If ever a man and a job were meant for each other, it is former Utahn Brent Scowcroft in his new post as President-elect Bush's national security adviser.

No one should know better than Scowcroft what to do in the job, since the retired Air Force general served previously as national security adviser during the Ford administration.Likewise, no one should know better than Scowcroft what not to do, since he served on the Tower commission that investigated operations of the National Security Council in connection with the Iran-Contra scandal.

That means he knows more than just the folly of trying to second-guess the President and of letting the NSC staff get involved in implementing policy instead of being restricted to outlining options and giving advice.

He also knows that in order to be effective, the national security adviser must show he can be trusted, and that this is best accomplished by being scrupulously professional and objective rather than a gung-ho partisan.

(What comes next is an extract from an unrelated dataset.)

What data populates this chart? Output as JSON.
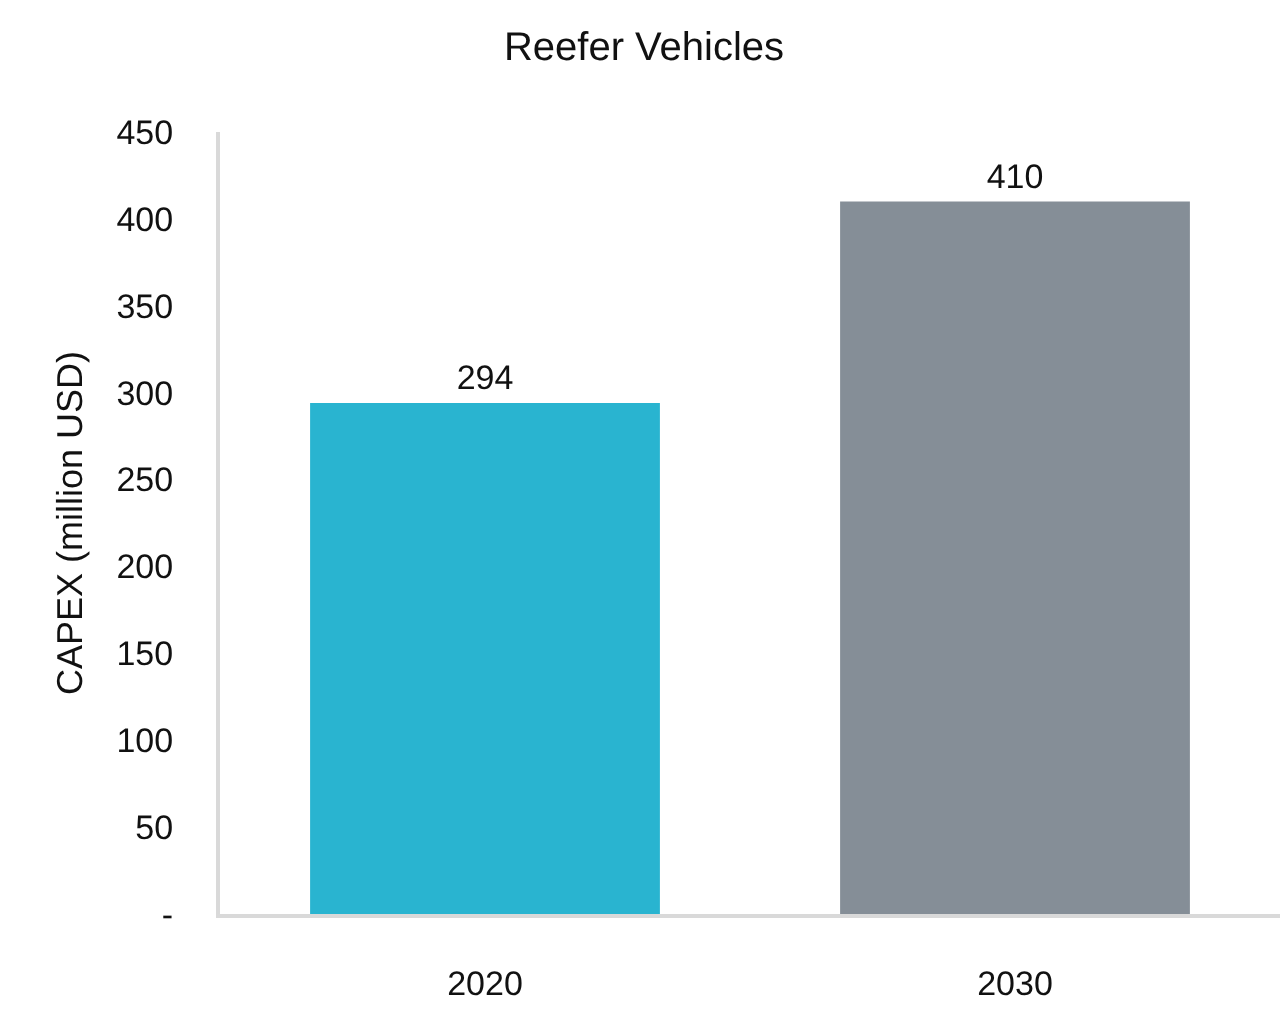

To describe the requirements of the national security job is to describe Brent Scowcroft. A moderate respected by conservatives and liberals alike, he is especially admired for his grasp of complicated national security and foreign policy issues. Though no shrinking violet when it comes to presenting his views, he still has a reputation for being modest and self-effacing.

No wonder he is so effective at developing a consensus. No wonder he also has avoided making enemies despite his having served on a number of panels dealing with controversial areas of national security.

After the Ford administration, Scowcroft served as an arms control adviser to President Carter and on blue-ribbon commissions that studied the MX missile and the problems of U.S. bases in the Philippines.

In short, by getting Scowcroft to return as national security adviser, President-elect Bush bolstered national confidence in his own ability to pick the best people for demanding responsibilities.